Did Yahoo Tip The Press To Force Facebook’s Hand In Patent Dispute?

Yahoo is playing the press while trying to force Facebook into licensing between 10 and 20 of its patents.

Yahoo is making fairly standard claims in Web tech circles: that a hotter, younger company is infringing on patents Yahoo registered years ago and now needs to cut the former Web behemoth in on some of the action. But how Yahoo is going about its fight reads more like the script from a political thriller, complete with reportedly dropping a dime to the New York Times.

“Yahoo contacted us the same time they called The New York Times and so we haven’t had the opportunity to fully evaluate their claims,” Barry Schnitt, a spokesman for Facebook, said in a statement to the newspaper in other media outlets. Publicly, neither company is commenting on the patent dispute but the Times, which appears to have inside access to the story, quoted unnamed sources as saying the two companies met Monday.

We can understand why Facebook is claiming that Yahoo tipped off the Times: the timing does seem orchestrated. Recall that late last year Yahoo started issuing press releases and making public statements about the value of its patent portfolio, which numbers in the thousands. That was presumably part of its strategic review and came at a time when Yahoo was rumored to be looking to divest a chunk of itself to investors.

But it also may have been part of an effort to set the stage for the attack on Facebook. Legalities aside, the timing of Yahoo’s play comes as Facebook waits out a quiet period ahead of its initial public offering.

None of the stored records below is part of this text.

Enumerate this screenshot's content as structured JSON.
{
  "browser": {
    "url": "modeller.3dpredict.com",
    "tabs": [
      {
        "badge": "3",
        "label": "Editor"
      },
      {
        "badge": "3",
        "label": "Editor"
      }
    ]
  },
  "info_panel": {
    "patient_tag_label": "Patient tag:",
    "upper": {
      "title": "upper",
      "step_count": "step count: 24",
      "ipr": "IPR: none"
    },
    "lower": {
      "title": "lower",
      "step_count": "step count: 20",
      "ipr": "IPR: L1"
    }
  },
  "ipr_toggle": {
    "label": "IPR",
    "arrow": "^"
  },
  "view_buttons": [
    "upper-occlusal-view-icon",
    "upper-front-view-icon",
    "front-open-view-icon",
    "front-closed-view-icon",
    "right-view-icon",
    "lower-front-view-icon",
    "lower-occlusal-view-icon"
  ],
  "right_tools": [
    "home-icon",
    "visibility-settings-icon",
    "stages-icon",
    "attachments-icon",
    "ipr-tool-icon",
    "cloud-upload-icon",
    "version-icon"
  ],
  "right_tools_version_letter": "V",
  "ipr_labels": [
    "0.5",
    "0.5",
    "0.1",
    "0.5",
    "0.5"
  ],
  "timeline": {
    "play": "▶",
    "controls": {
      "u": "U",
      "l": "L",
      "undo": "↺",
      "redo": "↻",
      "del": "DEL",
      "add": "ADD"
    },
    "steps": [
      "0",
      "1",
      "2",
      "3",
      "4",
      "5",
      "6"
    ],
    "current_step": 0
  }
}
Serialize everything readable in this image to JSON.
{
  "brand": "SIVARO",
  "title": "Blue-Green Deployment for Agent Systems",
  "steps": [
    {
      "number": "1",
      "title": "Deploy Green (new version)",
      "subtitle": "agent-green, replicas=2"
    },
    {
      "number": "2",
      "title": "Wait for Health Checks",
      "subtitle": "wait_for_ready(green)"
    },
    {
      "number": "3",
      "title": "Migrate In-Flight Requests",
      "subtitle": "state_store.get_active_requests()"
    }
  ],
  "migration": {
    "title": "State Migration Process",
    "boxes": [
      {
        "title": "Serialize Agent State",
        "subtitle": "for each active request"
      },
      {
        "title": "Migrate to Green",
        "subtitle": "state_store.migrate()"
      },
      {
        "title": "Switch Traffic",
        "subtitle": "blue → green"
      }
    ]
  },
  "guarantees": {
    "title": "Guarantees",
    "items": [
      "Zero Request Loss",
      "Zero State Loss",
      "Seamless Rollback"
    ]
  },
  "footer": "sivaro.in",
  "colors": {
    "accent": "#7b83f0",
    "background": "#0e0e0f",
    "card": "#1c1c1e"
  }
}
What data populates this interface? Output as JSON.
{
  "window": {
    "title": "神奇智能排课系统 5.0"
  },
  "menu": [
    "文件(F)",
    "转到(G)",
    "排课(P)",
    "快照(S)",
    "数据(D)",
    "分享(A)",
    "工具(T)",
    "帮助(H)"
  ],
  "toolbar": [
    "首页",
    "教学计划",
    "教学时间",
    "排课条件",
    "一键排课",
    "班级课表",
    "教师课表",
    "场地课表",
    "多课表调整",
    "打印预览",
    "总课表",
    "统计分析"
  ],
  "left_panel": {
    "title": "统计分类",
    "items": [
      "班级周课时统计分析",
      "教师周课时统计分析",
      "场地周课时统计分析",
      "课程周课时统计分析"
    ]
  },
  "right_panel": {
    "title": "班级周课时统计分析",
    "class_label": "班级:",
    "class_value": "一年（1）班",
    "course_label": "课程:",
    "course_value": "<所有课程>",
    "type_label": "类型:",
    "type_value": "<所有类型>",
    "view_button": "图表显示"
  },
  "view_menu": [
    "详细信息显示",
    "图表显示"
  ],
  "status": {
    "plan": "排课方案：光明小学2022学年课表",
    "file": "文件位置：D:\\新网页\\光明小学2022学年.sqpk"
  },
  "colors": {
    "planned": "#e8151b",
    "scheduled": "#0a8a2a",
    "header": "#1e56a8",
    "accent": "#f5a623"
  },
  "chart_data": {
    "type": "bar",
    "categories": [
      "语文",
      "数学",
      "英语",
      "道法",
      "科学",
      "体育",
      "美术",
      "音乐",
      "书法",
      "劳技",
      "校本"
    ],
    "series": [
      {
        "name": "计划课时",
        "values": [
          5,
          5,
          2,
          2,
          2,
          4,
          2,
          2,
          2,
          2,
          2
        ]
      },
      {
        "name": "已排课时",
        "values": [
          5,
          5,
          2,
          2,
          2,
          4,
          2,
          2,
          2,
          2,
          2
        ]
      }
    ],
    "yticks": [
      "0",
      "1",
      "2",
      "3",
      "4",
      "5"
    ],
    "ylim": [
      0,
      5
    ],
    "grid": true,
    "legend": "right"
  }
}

Does the company rattle investors by picking a costly fight with Yahoo over the disputed patents, or does it quietly settle the issue, which reportedly focus on 10 to 20 patents dealing with advertising, Website personalization, social networking and messaging

“Yahoo has a responsibility to its shareholders, employees and other stakeholders to protect its intellectual property,” a Yahoo spokesman said in an e-mailed statement, the company’s only public comment on the spat. “We must insist that Facebook either enter into a licensing agreement or we will be compelled to move forward unilaterally to protect our rights.”

The Times won’t speculate on how much Yahoo is seeking, but its post on the Bits blog did point out recent Silicon Valley licensing deals, and noted this may be the first big test of intellectual property patents in the social networking space.